Then there was a voice saying isn’t this what P!NK stands for? Confidence, courage, and being you and not giving a hoot about who approves. I reflected back at five years ago when I was at rock bottom with my eating disorder—listening to P!NK, attempting to empower myself—because I was too weak on my own. That’s what eating disorders do– they numb and stifle you. You are not really living. I survived for way too long afraid of making the wrong move, a misstep, terrified of what people would think.

My advice from years of being a member of the walking dead: You have to put yourself out there and live.

It’s better to be laughed at or rejected than to not try. It’s better to love and get hurt than to be alone. If you don’t take chances and push yourself out of your comfort zone you will never be living and experiencing. And then, what’s the point?

It’s kind of like with motherhood. If you aren’t taking chances and making mistakes in the process, then you aren’t learning, living, and growing as a mom. You learn what works for your child through these missteps and successes by trial and error.

Bottom line: You have to get a little messy to get the overall best results.
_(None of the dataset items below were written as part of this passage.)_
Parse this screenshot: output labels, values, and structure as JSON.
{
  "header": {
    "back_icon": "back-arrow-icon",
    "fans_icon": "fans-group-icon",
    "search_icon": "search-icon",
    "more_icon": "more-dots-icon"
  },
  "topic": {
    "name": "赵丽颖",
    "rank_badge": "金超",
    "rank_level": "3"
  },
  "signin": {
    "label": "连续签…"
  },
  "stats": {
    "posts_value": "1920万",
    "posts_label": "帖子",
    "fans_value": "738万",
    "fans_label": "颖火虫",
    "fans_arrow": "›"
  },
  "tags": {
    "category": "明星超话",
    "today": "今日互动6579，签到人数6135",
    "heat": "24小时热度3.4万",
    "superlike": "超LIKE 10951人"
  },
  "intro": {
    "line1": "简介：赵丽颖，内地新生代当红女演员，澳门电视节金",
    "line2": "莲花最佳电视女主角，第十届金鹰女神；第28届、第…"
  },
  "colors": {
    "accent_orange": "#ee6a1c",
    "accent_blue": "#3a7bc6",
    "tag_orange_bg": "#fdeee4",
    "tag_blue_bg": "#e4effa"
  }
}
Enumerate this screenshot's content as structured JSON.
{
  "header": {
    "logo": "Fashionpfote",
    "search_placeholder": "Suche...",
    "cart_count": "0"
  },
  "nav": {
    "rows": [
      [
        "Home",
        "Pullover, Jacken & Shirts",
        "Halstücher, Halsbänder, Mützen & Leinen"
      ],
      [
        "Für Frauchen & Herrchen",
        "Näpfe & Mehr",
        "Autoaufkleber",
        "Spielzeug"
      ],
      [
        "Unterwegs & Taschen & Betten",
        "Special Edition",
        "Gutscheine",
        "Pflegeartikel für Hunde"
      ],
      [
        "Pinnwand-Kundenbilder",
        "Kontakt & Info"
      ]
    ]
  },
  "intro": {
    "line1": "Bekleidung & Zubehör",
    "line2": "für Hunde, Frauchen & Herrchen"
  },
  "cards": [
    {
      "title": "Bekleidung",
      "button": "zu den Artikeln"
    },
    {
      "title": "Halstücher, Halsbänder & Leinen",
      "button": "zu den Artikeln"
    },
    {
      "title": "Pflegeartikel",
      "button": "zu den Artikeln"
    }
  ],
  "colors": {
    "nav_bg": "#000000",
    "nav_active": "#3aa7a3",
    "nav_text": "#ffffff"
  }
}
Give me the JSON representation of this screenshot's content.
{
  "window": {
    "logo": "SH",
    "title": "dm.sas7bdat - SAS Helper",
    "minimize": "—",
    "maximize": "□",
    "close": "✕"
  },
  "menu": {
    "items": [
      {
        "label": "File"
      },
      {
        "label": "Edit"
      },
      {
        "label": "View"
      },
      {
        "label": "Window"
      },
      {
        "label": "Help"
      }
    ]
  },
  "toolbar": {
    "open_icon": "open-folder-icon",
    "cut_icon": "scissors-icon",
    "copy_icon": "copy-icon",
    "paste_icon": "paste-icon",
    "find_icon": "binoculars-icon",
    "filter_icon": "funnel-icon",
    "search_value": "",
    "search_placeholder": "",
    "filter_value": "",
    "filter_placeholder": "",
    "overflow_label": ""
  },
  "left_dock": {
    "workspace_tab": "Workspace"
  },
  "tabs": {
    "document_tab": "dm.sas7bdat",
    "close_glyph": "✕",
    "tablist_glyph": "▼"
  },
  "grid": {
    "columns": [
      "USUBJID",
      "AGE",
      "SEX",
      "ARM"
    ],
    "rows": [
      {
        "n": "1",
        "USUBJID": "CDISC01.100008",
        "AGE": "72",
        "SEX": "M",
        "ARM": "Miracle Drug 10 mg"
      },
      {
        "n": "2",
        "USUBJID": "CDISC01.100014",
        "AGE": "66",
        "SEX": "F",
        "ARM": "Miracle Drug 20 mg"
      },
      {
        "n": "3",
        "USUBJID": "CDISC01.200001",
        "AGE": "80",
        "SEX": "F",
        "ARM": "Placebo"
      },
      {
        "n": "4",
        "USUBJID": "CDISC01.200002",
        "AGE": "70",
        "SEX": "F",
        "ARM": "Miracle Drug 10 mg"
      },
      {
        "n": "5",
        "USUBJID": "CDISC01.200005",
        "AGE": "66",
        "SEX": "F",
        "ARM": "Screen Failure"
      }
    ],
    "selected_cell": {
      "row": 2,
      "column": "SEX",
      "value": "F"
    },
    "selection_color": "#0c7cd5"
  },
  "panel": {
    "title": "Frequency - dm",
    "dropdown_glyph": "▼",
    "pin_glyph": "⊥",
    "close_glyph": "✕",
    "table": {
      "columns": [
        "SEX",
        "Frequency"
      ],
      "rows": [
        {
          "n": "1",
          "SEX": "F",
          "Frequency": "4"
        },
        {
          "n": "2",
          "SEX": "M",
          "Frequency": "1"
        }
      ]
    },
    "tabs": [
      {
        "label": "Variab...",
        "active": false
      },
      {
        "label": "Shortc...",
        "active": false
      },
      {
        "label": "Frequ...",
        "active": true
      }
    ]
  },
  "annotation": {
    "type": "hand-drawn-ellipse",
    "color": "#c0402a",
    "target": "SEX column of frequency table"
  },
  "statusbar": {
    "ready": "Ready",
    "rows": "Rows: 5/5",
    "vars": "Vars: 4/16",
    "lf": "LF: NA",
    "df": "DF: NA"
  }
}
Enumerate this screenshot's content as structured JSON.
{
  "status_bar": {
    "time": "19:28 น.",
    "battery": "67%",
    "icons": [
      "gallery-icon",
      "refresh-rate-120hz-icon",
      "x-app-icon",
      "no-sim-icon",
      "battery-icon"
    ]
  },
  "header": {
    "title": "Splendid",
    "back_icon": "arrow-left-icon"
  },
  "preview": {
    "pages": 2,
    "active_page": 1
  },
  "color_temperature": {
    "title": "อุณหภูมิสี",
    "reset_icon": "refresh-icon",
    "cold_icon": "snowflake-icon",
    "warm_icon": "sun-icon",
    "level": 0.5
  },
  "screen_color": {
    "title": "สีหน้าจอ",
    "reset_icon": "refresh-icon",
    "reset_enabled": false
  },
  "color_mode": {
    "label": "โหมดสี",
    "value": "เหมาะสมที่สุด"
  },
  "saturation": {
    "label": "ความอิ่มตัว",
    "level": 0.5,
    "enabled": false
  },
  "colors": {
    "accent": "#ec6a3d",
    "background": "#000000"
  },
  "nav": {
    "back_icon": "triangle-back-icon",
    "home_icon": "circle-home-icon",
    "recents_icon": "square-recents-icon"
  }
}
Get your hands dirty if you will.

When my daughter finger paints, I get such anxiety because finger paint can wind up in her hair (and it does) on her clothes, my clothes, walls of our home. But the reality of the situation: big deal.  She takes a bath and it was a great time. She gets to learn a new creative skill, I have a keepsake, and everyone grows from it.

On that thought, “Funhouse,” started playing and I took my sister-in-law’s hand and said “Let’s stand.” We danced and sashayed to the music as I tried my best not to think about the people around me. Then by “Just Give Me A Reason,” I was dancing with no regard for who was watching.

I don’t want my daughters to stand on the side-lines, observers, of their own life stories like I was for far too long.  I want them to be active participants–living life fully, messily and beautifully. I want them to choose to stand up.

This was why I faced my fears and stood up. And dare you to, too.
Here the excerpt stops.